Javascript heap size

May 04, 2009

A real pain point for those of us developing on Linux is that v8 is 32-bit x86 only and our development machines are 64-bit. This makes our entire build 32-bit. You can certainly make it work, but it's painful to get going and strace prints the wrong info and 64-bit plugins won't be linkable and gdb's debug info is wrong and you're the only process loading 32-bit GTK so your startup is slow and 32-bit IME modules are set up wrong on Ubuntu etc. etc.

I was chatting with a v8 developer about a 64-bit implementation and he had an interesting comment, which I'll now share with you*. One of the fears of 64-bit code is that all your pointers double in size, which means you get half the cache, twice the memory usage, etc.

He argued that the proper implementation strategy, therefore, was to continue using 32-bit pointers for JavaScript and track a sort of 64-bit "base pointer" that these 32-bit pointers were relative to. This would cap JavaScript instances to 4gb of memory, which on the one hand I hope no web page ever would hit but on the other does seeem a bit artificial.

His response, which this whole post was lead-in for, is that when you have that much memory it's difficult to actually make use of all of it from a language like JavaScript because it's single-threaded. That is, the time it takes to read in and out (or more importantly, process) that much data starts making apps that would use more data unuseful. He suggested that part of the reason 64-bit Java was important was that there were these heavyweight servers with multiple cores that wanted to run a bunch of Java threads in the same heap simultaneously.

There's an interesting parallel here to servers.

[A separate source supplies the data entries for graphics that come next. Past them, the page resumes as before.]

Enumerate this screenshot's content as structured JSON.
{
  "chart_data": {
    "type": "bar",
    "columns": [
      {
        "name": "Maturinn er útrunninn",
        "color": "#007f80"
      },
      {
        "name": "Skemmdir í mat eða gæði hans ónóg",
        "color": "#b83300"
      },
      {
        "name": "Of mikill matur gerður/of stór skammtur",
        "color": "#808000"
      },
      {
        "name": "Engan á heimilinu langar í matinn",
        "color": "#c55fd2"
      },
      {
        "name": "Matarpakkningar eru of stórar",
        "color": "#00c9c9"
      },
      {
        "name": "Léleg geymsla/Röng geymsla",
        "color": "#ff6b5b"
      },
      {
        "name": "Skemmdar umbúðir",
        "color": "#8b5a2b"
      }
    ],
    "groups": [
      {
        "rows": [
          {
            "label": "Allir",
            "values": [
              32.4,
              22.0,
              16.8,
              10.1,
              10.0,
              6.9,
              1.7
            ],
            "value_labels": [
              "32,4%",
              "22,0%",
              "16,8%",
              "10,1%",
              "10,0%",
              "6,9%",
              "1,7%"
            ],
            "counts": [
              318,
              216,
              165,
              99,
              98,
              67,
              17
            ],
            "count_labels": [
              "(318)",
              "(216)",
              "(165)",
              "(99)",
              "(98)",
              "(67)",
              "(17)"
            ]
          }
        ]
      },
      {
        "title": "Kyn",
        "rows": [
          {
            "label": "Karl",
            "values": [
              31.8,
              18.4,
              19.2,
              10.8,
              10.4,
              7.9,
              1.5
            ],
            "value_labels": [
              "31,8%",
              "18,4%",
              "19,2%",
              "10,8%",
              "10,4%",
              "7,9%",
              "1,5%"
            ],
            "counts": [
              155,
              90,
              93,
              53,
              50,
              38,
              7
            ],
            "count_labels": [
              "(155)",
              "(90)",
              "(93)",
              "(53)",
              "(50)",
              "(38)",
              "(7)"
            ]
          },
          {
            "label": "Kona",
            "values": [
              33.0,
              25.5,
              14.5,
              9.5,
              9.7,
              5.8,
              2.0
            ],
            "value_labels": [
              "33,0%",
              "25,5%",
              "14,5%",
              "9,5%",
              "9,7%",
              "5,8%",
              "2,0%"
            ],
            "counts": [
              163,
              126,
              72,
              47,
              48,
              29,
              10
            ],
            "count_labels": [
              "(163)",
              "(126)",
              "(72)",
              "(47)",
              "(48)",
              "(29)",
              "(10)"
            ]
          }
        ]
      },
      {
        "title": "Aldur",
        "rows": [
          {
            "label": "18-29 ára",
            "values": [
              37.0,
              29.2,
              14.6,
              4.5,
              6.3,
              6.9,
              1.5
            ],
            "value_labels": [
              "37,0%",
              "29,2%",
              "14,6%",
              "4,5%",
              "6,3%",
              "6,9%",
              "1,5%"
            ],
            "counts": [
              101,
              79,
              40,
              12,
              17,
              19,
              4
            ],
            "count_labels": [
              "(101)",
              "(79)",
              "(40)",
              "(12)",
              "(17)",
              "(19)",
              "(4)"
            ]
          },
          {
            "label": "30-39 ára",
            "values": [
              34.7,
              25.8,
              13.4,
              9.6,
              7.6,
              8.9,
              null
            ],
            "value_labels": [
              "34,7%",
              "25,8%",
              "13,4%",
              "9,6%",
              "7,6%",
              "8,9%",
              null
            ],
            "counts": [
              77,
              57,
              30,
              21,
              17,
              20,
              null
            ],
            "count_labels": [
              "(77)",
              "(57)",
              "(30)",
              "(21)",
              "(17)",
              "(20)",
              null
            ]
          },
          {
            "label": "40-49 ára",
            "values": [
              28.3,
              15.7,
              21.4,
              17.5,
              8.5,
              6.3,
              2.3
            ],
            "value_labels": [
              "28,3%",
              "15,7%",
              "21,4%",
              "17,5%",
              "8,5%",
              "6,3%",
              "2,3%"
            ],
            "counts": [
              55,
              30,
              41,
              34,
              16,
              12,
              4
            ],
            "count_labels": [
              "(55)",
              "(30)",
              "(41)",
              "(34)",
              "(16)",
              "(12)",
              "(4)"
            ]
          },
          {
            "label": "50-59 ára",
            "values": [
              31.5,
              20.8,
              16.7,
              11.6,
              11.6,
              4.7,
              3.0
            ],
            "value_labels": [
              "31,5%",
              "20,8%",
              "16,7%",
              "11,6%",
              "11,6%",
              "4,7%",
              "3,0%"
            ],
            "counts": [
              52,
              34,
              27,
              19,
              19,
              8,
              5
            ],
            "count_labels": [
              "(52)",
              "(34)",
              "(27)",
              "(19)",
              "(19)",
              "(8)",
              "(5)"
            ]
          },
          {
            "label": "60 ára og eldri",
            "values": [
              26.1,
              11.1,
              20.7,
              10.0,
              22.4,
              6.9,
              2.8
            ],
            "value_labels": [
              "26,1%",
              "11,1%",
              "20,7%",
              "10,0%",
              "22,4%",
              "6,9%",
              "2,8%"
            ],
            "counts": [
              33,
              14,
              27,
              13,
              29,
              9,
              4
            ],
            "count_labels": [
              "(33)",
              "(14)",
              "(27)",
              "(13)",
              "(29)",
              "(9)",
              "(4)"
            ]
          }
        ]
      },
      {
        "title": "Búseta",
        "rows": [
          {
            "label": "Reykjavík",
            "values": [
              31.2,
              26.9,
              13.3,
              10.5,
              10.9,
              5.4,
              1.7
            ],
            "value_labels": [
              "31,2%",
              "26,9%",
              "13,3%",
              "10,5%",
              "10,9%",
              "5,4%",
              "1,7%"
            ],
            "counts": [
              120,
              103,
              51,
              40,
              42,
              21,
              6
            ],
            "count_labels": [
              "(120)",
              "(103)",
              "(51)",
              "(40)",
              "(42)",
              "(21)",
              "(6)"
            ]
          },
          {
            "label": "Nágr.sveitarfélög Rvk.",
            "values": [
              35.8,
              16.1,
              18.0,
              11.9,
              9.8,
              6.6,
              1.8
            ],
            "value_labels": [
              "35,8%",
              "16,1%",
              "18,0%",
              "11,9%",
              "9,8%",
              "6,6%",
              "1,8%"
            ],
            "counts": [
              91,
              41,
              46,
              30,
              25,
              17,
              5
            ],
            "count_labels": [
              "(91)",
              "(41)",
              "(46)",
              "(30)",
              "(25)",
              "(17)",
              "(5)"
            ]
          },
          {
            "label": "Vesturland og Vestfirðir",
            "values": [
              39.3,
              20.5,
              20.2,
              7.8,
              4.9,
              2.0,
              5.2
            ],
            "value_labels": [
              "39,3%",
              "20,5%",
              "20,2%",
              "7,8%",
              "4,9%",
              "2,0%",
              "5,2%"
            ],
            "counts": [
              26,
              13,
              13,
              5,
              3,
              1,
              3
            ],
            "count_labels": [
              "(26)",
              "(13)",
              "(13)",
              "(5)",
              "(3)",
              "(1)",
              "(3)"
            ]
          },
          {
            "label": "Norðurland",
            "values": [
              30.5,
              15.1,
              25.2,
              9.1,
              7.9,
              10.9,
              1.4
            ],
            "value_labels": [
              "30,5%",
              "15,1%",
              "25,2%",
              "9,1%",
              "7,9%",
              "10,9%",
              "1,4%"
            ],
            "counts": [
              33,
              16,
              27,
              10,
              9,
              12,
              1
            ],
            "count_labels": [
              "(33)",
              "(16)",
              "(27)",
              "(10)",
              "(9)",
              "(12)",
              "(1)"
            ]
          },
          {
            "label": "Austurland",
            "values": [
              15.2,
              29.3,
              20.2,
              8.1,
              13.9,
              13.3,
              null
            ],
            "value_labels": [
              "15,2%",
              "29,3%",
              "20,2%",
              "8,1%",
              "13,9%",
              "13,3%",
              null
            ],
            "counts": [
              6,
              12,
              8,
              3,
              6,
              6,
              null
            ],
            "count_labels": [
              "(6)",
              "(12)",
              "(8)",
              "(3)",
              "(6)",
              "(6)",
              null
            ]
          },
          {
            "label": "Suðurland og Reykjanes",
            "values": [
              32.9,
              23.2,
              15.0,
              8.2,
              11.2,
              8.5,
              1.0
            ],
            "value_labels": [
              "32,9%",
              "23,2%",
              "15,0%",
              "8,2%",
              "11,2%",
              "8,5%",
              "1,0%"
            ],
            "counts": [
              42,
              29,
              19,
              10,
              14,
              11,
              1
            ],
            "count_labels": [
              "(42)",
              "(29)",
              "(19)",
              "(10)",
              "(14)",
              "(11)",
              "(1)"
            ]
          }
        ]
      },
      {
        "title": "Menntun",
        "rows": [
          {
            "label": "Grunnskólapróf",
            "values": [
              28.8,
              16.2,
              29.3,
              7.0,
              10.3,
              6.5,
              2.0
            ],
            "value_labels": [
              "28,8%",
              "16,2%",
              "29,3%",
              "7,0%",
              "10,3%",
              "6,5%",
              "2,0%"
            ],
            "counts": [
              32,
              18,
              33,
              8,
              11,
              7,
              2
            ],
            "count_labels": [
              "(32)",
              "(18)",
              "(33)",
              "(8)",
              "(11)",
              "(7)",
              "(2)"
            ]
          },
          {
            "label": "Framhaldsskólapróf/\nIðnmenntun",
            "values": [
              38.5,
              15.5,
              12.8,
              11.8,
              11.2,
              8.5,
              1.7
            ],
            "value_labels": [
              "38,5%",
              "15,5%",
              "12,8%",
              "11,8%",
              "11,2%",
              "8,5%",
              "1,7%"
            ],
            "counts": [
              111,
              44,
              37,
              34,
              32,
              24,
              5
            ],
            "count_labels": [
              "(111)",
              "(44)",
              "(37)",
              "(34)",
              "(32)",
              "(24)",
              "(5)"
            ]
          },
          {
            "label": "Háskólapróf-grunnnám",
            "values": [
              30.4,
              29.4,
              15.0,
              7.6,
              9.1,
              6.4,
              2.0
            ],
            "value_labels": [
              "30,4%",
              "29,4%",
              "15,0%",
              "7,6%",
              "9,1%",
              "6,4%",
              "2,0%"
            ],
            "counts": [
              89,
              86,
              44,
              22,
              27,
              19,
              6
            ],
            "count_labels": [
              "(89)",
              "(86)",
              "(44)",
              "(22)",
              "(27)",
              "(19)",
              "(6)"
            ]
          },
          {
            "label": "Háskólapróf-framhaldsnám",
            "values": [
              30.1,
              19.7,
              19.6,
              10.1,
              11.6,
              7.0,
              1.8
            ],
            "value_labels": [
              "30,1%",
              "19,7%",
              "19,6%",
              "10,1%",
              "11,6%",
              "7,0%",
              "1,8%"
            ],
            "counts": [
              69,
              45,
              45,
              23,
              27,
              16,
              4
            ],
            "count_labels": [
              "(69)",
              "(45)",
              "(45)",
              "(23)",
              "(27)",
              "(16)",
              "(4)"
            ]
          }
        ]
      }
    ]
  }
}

Say you can stick 10 terabytes of disk in a single machine — it ends up not being too useful as a server unless it's archival, as in most of that data isn't accessed, because you're ultimately limited by disk bandwidth. Just trying to stream the contents of the disks at a sequential 50mb/sec** would take two and a half days. So when you're trying to serve real-time data off a disk (like, say, a search engine might) you're better off having more machines with smaller disks.

* In my typical "take something intelligent someone else said and twist it through my poor understanding" fashion you've maybe come to expect from this blog.

** I'm way behind in my knowledge of reasonable numbers for modern hardware but even if I'm off by a factor of four the point stands.